SpaceX’s rapid turnaround time — just under 40 hours between recovering one crew and sending another — is a sign of an increasingly crowded manned spaceflight schedule since tycoon Elon Musk’s company became NASA’s premier astronaut taxi in 2020.

Between 2011 – when the space shuttle program ended – and 2020, NASA relied on Russian Soyuz rockets for that service. “Think about how the Cape has been transformed, think about all those abandoned launch pads on the Cape and how they’re coming back to life,” NASA Administrator Bill Nelson told reporters on Tuesday.

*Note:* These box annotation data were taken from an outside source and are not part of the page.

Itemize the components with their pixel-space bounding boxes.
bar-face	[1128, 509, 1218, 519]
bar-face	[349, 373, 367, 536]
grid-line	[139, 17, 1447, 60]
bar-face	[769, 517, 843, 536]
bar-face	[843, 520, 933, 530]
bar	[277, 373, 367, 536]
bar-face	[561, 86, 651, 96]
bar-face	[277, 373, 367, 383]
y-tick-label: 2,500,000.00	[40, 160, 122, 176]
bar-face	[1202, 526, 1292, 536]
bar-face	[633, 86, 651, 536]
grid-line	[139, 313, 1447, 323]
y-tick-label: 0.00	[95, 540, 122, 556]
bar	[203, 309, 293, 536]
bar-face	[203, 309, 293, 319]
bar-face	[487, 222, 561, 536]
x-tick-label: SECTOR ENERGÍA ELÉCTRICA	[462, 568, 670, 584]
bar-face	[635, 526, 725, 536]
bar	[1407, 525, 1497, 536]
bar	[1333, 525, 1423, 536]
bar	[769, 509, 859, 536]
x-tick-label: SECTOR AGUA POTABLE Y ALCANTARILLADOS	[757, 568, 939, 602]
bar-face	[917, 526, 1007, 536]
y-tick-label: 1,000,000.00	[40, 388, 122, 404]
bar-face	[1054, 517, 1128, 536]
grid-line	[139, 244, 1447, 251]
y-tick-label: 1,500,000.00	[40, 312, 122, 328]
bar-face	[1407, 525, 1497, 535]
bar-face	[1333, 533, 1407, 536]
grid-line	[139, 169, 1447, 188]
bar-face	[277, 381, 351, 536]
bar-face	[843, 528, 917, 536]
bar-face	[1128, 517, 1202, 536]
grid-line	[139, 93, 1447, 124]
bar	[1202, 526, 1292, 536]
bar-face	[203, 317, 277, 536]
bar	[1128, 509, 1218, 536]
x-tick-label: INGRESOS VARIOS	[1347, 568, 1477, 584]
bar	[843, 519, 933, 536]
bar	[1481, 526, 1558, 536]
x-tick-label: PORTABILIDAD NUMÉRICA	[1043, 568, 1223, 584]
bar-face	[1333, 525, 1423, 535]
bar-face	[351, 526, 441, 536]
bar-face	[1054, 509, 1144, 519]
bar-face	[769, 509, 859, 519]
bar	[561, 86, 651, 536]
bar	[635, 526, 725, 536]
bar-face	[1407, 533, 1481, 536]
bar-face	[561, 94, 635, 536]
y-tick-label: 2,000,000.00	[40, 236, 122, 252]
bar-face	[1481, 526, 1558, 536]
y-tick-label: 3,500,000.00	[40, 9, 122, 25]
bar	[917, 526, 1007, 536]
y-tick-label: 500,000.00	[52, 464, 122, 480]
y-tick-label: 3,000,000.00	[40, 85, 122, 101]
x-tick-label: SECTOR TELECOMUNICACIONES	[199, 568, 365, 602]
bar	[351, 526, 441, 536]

Crew 4 will join the Crew 3 quartet, which is nearing the end of its five-month rotation on the ISS, as well as three Russians on the Russian segment of the orbital outpost. A date for the return of Crew 3 will be set soon.

Crew 4 must perform hundreds of scientific experiments, including ongoing research on growing plants without soil in space. Another is to develop an artificial human retina, taking advantage of the ISS’s microgravity environment to help lay down thin protein films, layer after layer.

This technology “could eventually be used to replace damaged photoreceptor cells in the eyes and potentially restore meaningful vision to the millions of people who suffer from degenerative retinal diseases,” said NASA scientist Heidi Parris.

The crew should arrive at the space lab 17 hours after launch, with docking scheduled for 8:15 p.m. Wednesday (0015 GMT Thursday). AFP.